The calculator
The MRR Projection Calculator is a white-labeled scenario planning tool that models a SaaS business’s revenue growth over 12 or 24 months. It separates the four components of MRR movement — new MRR, expansion MRR, churned MRR, and contraction MRR — and shows founders exactly how each lever affects their revenue trajectory.
It’s a lead magnet for SaaS founders who are trying to plan growth, raise funding, or understand which MRR lever to focus on.
The math it does
Inputs:
- Current MRR
- New customers per month (or new MRR per month from new customers)
- Average ARPA of new customers
- Monthly churn rate %
- Monthly expansion rate % (NRR contribution from existing customers)
- Contraction rate % (downgrades, optional)
- Monthly growth rate in new customer acquisition % (how fast you’re growing acquisition)
Outputs — per month for 12 or 24 months:
New MRR (month N) = new customers × ARPA × (1 + acquisition growth rate)^N
Expansion MRR (month N) = active MRR (month N-1) × expansion rate
Churned MRR (month N) = active MRR (month N-1) × churn rate
Net new MRR (month N) = new MRR + expansion MRR − churned MRR − contraction MRR
Active MRR (month N) = active MRR (month N-1) + net new MRR (month N)
The result is a monthly MRR table and a chart showing MRR trajectory over the projection period.
What the output tells the founder
The calculator runs three scenarios simultaneously — base case, optimistic, and pessimistic — using ±15% variance on the key inputs. The output shows:
- MRR at month 12 and 24 for each scenario.
- Which lever matters most — a sensitivity analysis showing which of the four MRR components (new, expansion, churn, contraction) has the biggest impact on the 12-month outcome given the current numbers.
- Churn breakeven — the new customer acquisition rate needed to maintain flat MRR if churn stays at its current level.
- NRR impact — if expansion rate is above churn rate, the calculator highlights the NRR > 100% state and projects what MRR looks like if the team focuses on expansion vs acquisition.
The sensitivity analysis — the most valuable output
Most SaaS founders focus on new customer acquisition as the primary growth lever. But for many businesses, the highest-ROI lever is different:
- Early stage (under $50k MRR): new MRR typically dominates.
- Growth stage ($50k–$500k MRR): churn reduction often has as much impact as new acquisition, at lower cost.
- Scale stage ($500k+ MRR): expansion revenue (NRR above 100%) becomes the most capital-efficient growth lever.
The sensitivity analysis in the calculator tells each founder which stage they’re in and which lever to pull next. This makes it a high-value tool for the exact audience the snapshot serves.

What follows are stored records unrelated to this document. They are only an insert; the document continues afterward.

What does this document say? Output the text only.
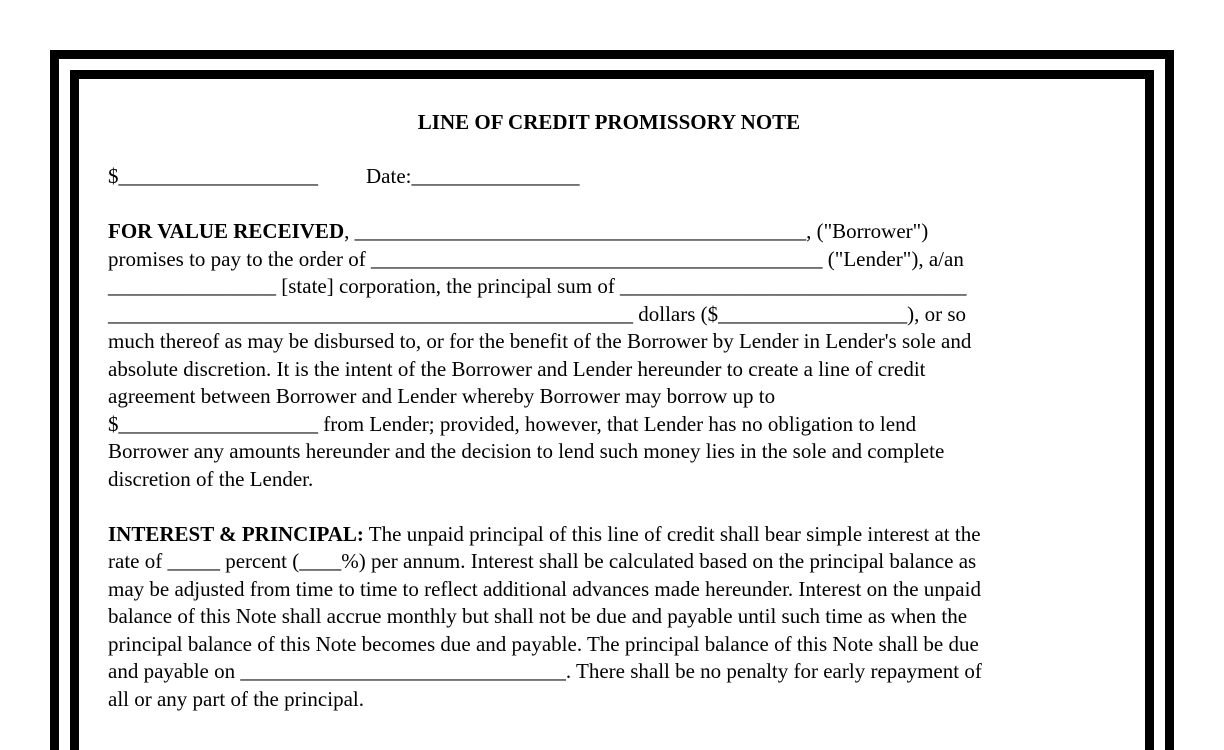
LINE OF CREDIT PROMISSORY NOTE
$___________________ Date:________________
FOR VALUE RECEIVED, ___________________________________________, ("Borrower")
promises to pay to the order of ___________________________________________ ("Lender"), a/an
________________ [state] corporation, the principal sum of _________________________________
__________________________________________________ dollars ($__________________), or so
much thereof as may be disbursed to, or for the benefit of the Borrower by Lender in Lender's sole and
absolute discretion. It is the intent of the Borrower and Lender hereunder to create a line of credit
agreement between Borrower and Lender whereby Borrower may borrow up to
$___________________ from Lender; provided, however, that Lender has no obligation to lend
Borrower any amounts hereunder and the decision to lend such money lies in the sole and complete
discretion of the Lender.
INTEREST & PRINCIPAL: The unpaid principal of this line of credit shall bear simple interest at the
rate of _____ percent (____%) per annum. Interest shall be calculated based on the principal balance as
may be adjusted from time to time to reflect additional advances made hereunder. Interest on the unpaid
balance of this Note shall accrue monthly but shall not be due and payable until such time as when the
principal balance of this Note becomes due and payable. The principal balance of this Note shall be due
and payable on _______________________________. There shall be no penalty for early repayment of
all or any part of the principal.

How it’s used as a lead magnet
When a founder submits their numbers:
- The projection results are displayed in-browser.
- GHL captures the email + key inputs: current MRR, churn rate, acquisition rate.

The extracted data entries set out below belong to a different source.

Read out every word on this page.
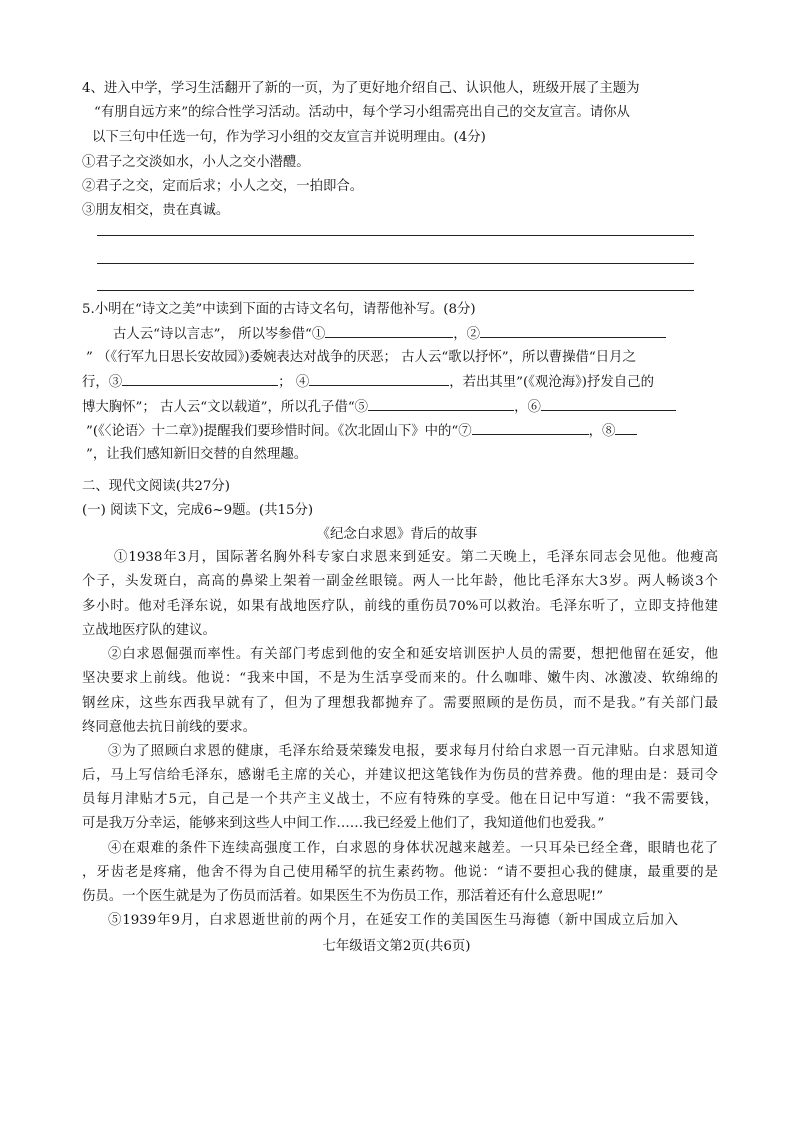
4、进入中学，学习生活翻开了新的一页，为了更好地介绍自己、认识他人，班级开展了主题为
“有朋自远方来”的综合性学习活动。活动中，每个学习小组需亮出自己的交友宣言。请你从
以下三句中任选一句，作为学习小组的交友宣言并说明理由。(4分)
①君子之交淡如水，小人之交小潜醴。
②君子之交，定而后求；小人之交，一拍即合。
③朋友相交，贵在真诚。
5.小明在“诗文之美”中读到下面的古诗文名句，请帮他补写。(8分)
古人云“诗以言志”， 所以岑参借“①	，②
” （《行军九日思长安故园》)委婉表达对战争的厌恶； 古人云“歌以抒怀”，所以曹操借“日月之
行，③	； ④	，若出其里”(《观沧海》)抒发自己的
博大胸怀”； 古人云“文以载道”，所以孔子借“⑤	，⑥
”(《〈论语〉十二章》)提醒我们要珍惜时间。《次北固山下》中的“⑦	，⑧
”，让我们感知新旧交替的自然理趣。
二、现代文阅读(共27分)
(一) 阅读下文，完成6~9题。(共15分)
《纪念白求恩》背后的故事
①1938年3月，国际著名胸外科专家白求恩来到延安。第二天晚上，毛泽东同志会见他。他瘦高
个子，头发斑白，高高的鼻梁上架着一副金丝眼镜。两人一比年龄，他比毛泽东大3岁。两人畅谈3个
多小时。他对毛泽东说，如果有战地医疗队，前线的重伤员70%可以救治。毛泽东听了，立即支持他建
立战地医疗队的建议。
②白求恩倔强而率性。有关部门考虑到他的安全和延安培训医护人员的需要，想把他留在延安，他
坚决要求上前线。他说：“我来中国，不是为生活享受而来的。什么咖啡、嫩牛肉、冰激凌、软绵绵的
钢丝床，这些东西我早就有了，但为了理想我都抛弃了。需要照顾的是伤员，而不是我。”有关部门最
终同意他去抗日前线的要求。
③为了照顾白求恩的健康，毛泽东给聂荣臻发电报，要求每月付给白求恩一百元津贴。白求恩知道
后，马上写信给毛泽东，感谢毛主席的关心，并建议把这笔钱作为伤员的营养费。他的理由是：聂司令
员每月津贴才5元，自己是一个共产主义战士，不应有特殊的享受。他在日记中写道：“我不需要钱，
可是我万分幸运，能够来到这些人中间工作……我已经爱上他们了，我知道他们也爱我。”
④在艰难的条件下连续高强度工作，白求恩的身体状况越来越差。一只耳朵已经全聋，眼睛也花了
，牙齿老是疼痛，他舍不得为自己使用稀罕的抗生素药物。他说：“请不要担心我的健康，最重要的是
伤员。一个医生就是为了伤员而活着。如果医生不为伤员工作，那活着还有什么意思呢!”
⑤1939年9月，白求恩逝世前的两个月，在延安工作的美国医生马海德（新中国成立后加入
七年级语文第2页(共6页)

- A segmented follow-up sequence fires based on their primary constraint:
- High churn (>5%): churn recovery content + the SaaS Snapshot churn module pitch.
- Low expansion (NRR < 100%): expansion revenue content + the expansion module pitch.

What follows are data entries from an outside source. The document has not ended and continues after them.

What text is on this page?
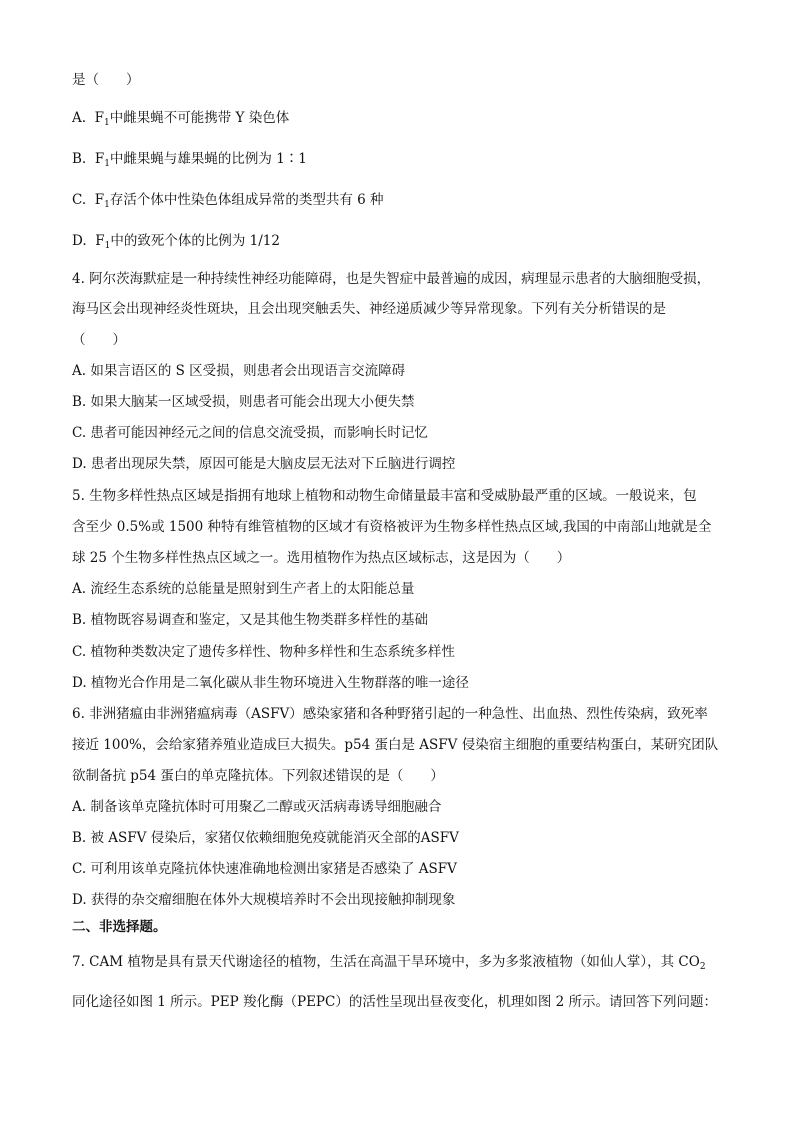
是（　　）
A. $F_1$中雌果蝇不可能携带 Y 染色体
B. $F_1$中雌果蝇与雄果蝇的比例为 1∶1
C. $F_1$存活个体中性染色体组成异常的类型共有 6 种
D. $F_1$中的致死个体的比例为 1/12
4. 阿尔茨海默症是一种持续性神经功能障碍，也是失智症中最普遍的成因，病理显示患者的大脑细胞受损，
海马区会出现神经炎性斑块，且会出现突触丢失、神经递质减少等异常现象。下列有关分析错误的是
（　　）
A. 如果言语区的 S 区受损，则患者会出现语言交流障碍
B. 如果大脑某一区域受损，则患者可能会出现大小便失禁
C. 患者可能因神经元之间的信息交流受损，而影响长时记忆
D. 患者出现尿失禁，原因可能是大脑皮层无法对下丘脑进行调控
5. 生物多样性热点区域是指拥有地球上植物和动物生命储量最丰富和受威胁最严重的区域。一般说来，包
含至少 0.5%或 1500 种特有维管植物的区域才有资格被评为生物多样性热点区域,我国的中南部山地就是全
球 25 个生物多样性热点区域之一。选用植物作为热点区域标志，这是因为（　　）
A. 流经生态系统的总能量是照射到生产者上的太阳能总量
B. 植物既容易调查和鉴定，又是其他生物类群多样性的基础
C. 植物种类数决定了遗传多样性、物种多样性和生态系统多样性
D. 植物光合作用是二氧化碳从非生物环境进入生物群落的唯一途径
6. 非洲猪瘟由非洲猪瘟病毒（ASFV）感染家猪和各种野猪引起的一种急性、出血热、烈性传染病，致死率
接近 100%，会给家猪养殖业造成巨大损失。p54 蛋白是 ASFV 侵染宿主细胞的重要结构蛋白，某研究团队
欲制备抗 p54 蛋白的单克隆抗体。下列叙述错误的是（　　）
A. 制备该单克隆抗体时可用聚乙二醇或灭活病毒诱导细胞融合
B. 被 ASFV 侵染后，家猪仅依赖细胞免疫就能消灭全部的ASFV
C. 可利用该单克隆抗体快速准确地检测出家猪是否感染了 ASFV
D. 获得的杂交瘤细胞在体外大规模培养时不会出现接触抑制现象
二、非选择题。
7. CAM 植物是具有景天代谢途径的植物，生活在高温干旱环境中，多为多浆液植物（如仙人掌），其 $CO_2$
同化途径如图 1 所示。PEP 羧化酶（PEPC）的活性呈现出昼夜变化，机理如图 2 所示。请回答下列问题：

- Strong metrics (NRR > 110%, churn < 3%): PLG and scaling content.
Where it lives in the snapshot
- Standalone tools page —
/tools/mrr-projection(this page, white-labeled). - Homepage as a secondary lead magnet alongside the LTV:CAC calculator.
- Embedded in blog posts on MRR growth, fundraising, and SaaS metrics.
- Pricing page — a “model your ROI” framing adjacent to the pricing table.
The full snapshot — MRR projection, unit economics, and growth automations
Can the projection model handle a product with multiple pricing tiers?
Yes — the calculator supports up to 3 pricing tiers, each with their own ARPA, acquisition volume, and churn rate. The aggregate MRR output blends all three tiers. For products with a single price point, you just use tier 1.
How should I input my expansion rate?
Expansion rate is the monthly percentage by which your existing customer base increases its average spend — through upsells, seat additions, and add-on purchases. If your MRR from existing customers grew by 2% last month (before churns), your expansion rate is 2%. If you don't have this data yet, start with 0% and update as you track expansion MRR in your billing system.
Can I export the projection to a spreadsheet?
The calculator includes a 'Download CSV' button that exports the month-by-month MRR table for the base case scenario. The download is tracked in GHL — a contact who downloads the CSV is tagged `downloaded_mrr_projection`, indicating higher engagement and purchase intent.